The mapping of the mind is an exercise expressed by both image and text. Both methods uniquely document and take the internal to the light of day. The Oblivion Atlas reaches one step beyond to form a third aesthetic way by the simple idea that “motion must be frozen before being recreated as motion.” The book first came about as a constraint determined by Zell from the initial lines of Jacques Prevert’s To Paint A Portrait Of A Bird (“First paint a cage/with an open door”), secondly by the attempt at developing a corollary style of frozen-image writing as worthy counterpart to the hypnotic spell cast by both photography and long takes by filmmakers such as Tarkovsky, and ultimately by the specific influence and inspiration of L + V’s fertile decade of photographic art.
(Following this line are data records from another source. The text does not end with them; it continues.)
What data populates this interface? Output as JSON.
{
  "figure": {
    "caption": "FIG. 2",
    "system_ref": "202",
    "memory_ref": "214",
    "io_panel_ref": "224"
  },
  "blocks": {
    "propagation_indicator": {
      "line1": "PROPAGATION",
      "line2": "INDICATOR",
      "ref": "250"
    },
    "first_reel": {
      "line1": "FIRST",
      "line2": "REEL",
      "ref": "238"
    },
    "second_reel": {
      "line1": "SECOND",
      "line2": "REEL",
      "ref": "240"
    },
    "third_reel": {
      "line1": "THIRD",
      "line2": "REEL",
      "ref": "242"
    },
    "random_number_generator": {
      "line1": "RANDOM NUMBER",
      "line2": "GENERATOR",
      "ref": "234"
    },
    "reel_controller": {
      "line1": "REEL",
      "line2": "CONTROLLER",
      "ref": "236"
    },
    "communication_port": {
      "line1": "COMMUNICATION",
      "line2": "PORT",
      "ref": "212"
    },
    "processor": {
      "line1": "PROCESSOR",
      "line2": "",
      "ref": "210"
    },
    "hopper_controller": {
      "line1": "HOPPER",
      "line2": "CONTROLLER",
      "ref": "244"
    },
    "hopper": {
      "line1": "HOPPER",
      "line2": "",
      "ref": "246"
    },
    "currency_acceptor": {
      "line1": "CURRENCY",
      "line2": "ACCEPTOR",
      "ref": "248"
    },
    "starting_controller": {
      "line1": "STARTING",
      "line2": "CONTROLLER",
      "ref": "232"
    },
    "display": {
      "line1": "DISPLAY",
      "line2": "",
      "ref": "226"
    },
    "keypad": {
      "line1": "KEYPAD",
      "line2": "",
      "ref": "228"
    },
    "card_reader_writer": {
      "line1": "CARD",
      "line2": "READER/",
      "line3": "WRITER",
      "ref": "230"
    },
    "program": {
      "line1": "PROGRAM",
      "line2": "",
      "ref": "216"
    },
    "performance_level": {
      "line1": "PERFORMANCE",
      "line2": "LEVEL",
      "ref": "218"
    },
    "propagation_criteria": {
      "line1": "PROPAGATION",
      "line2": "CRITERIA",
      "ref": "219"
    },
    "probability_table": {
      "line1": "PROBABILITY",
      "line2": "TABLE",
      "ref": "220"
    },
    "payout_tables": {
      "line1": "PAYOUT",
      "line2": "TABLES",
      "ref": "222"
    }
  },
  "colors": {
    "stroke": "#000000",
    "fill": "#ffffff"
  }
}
The second ballast was formed by L + V’s response to Zell’s short stories, with the challenge to embrace elements of interest and uniquely portray them.
The Oblivion Atlas explores and accumulates an aviary of themes, including dreams; time-sculpting; memory; madness; resistance; nihilism; the frequencies and trajectories of the mind; absorbing/dissolving; and infinity in a finite space; none of this with cognitive delicacy but rather by nimbly moving through the tension with a sprung step that rumbles as necessary. New Orleans and Louisiana remain steady companions throughout, not at the usual baseline of easy affiliation, but rather as an active guiding presence treated in a singular manner. This book is precise but not taut, assertive but not doctrinaire, ambitious but not exclusive, inviting the reader in by its very design and the affirmation that “the first act of freedom is when the mind says no and the second when it says yes.”